Adam and Anthony are playing with a chessboard and a rook. The rook can only be moved either to the bottom or to the left. Each of the boys can move it as far as he wants, but only in a straight line either to the bottom or to the left. The boy who places the rook in the bottom left corner wins. Adam starts, show that he can lose to Anthony only if the rook starts somewhere on the main diagonal.

Nathan and Liam have numbers from $1$ to $2018$ written on a board. In each move, one of the players removes a number of their choosing, which is still on the board, together with all its remaining divisors. Liam goes first. The last person to remove a number wins. Who has the winning strategy?

Alex and Priyanka have a chessboard and a queen on it. Each of the players can only move the queen to the top, to the right, or along a diagonal – to the top and right (like the queen moves, but only in three directions out of all eight). The person who places the queen in the top right corner wins. The chessboard is a normal $8\times 8$ board. The queen starts four squares to the right from the bottom left corner. If Priyanka starts, who will win the game?

Orcs and goblins, 40 creatures altogether, are standing in a rectangular formation of $4$ rows and $10$ columns. Is it possible that the total number of orcs in each row is $7$, while the number of orcs in each column is the same?

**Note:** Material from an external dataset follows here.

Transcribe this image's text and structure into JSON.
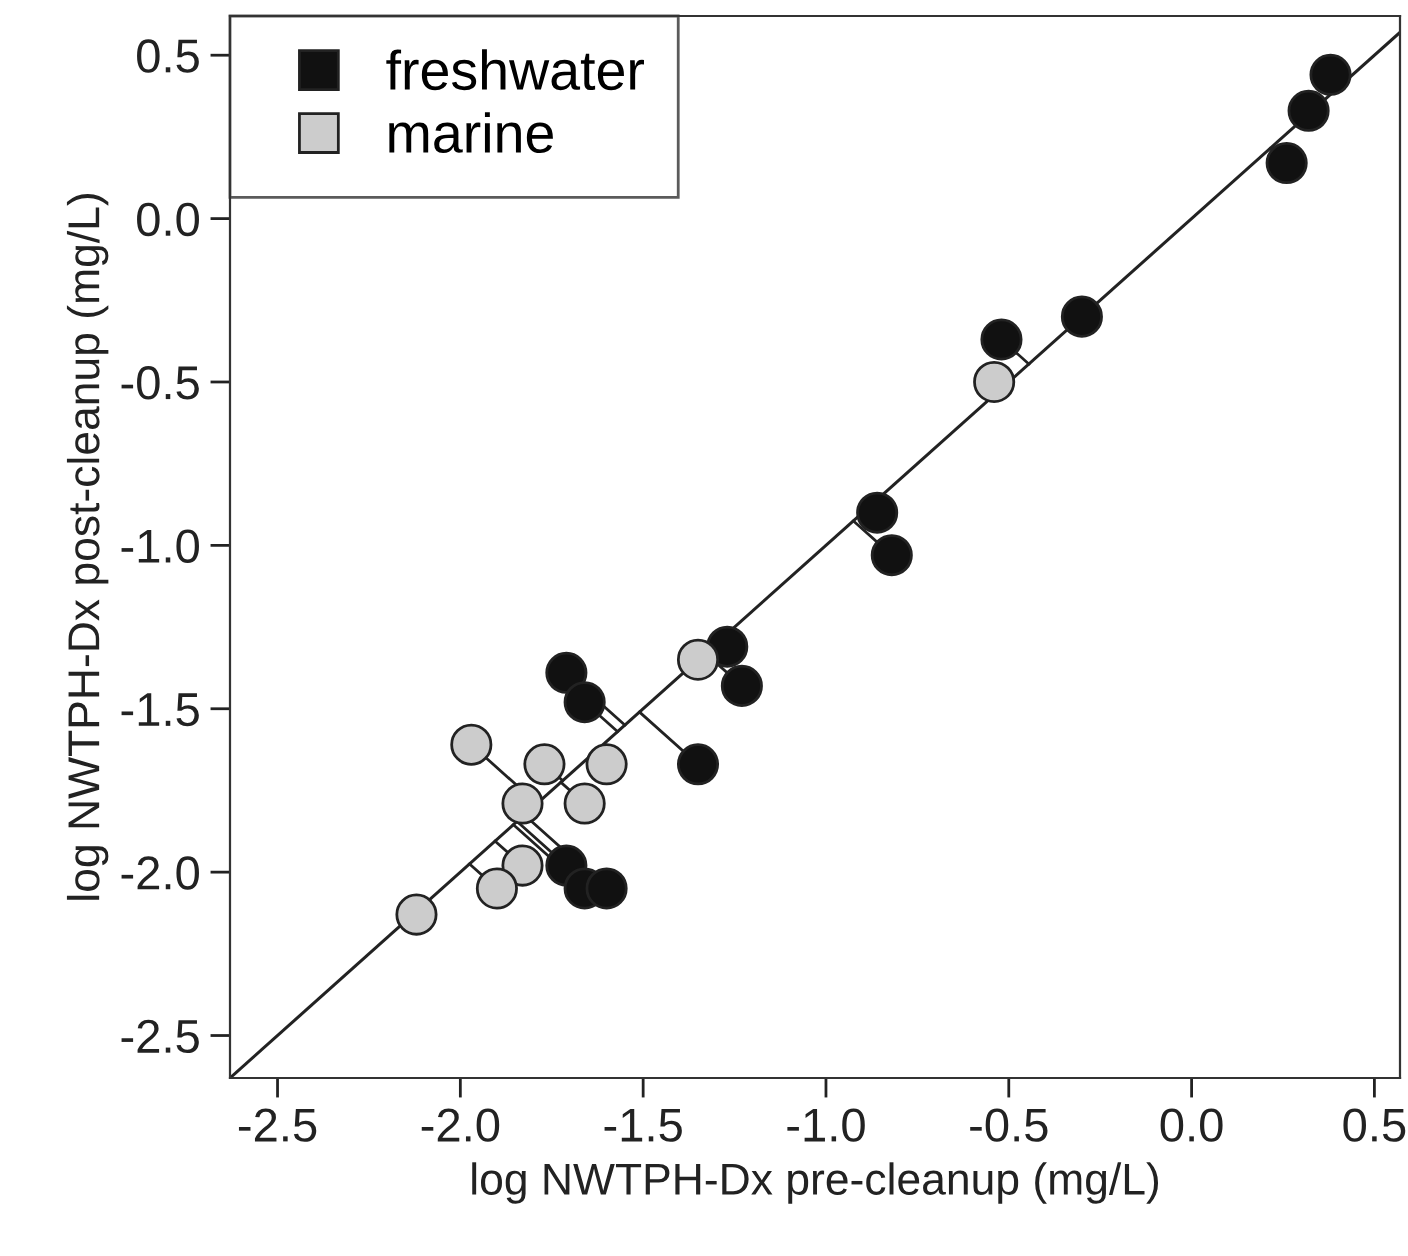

There are some cannons in every fortress on Cannon Island. The star marks the Grand Fortress, the capital, and the $10$ circles mark $10$ smaller fortresses. The total number of cannons located in all the fortresses along the east-west road is known to be $130$. The total number of cannons along each of the other three roads is $80$. Also it is known that there is a total of $280$ cannons in all the fortresses. How many cannons are in the capital?

There are $5$ directors of $5$ banks sitting at the round table. Some of these banks have a negative balance (they owe more money than they have) and some have a positive balance (they have more money than they owe). It is known that for any 3 directors sitting next to each otehr, their 3 banks together have a positive balance. Does this mean that the $5$ banks together have a positive balance?

A group of Martians and a group of Venusians got together for an important talk. At the start of the meeting, each Martian shook hands with 6 different Venusians, and each Venusian shook hands with 8 different Martians. It is known that 24 Martians took part in the meeting. How large was the delegation for Venus?

There are $36$ warrior tomcats standing in a $6\times 6$ square formation. Each cat has several daggers strapped to his belt. Is it possible that the total number of daggers in each row is more than $50$ and the total number of daggers in each column is less than $50$?

Francesca, Isabella and Lorenzo played chess together. Each child played $10$ rounds.

Is it possible that Lorenzo played more rounds with Isabella than with Francesca?

A $3\times 3$ magic square is a square with different number from $1$ to $9$ in each of its $9$ cells. The numbers in each row, column and diagonal sum up to $15$. Show that there is a number $5$ in the centre of the square.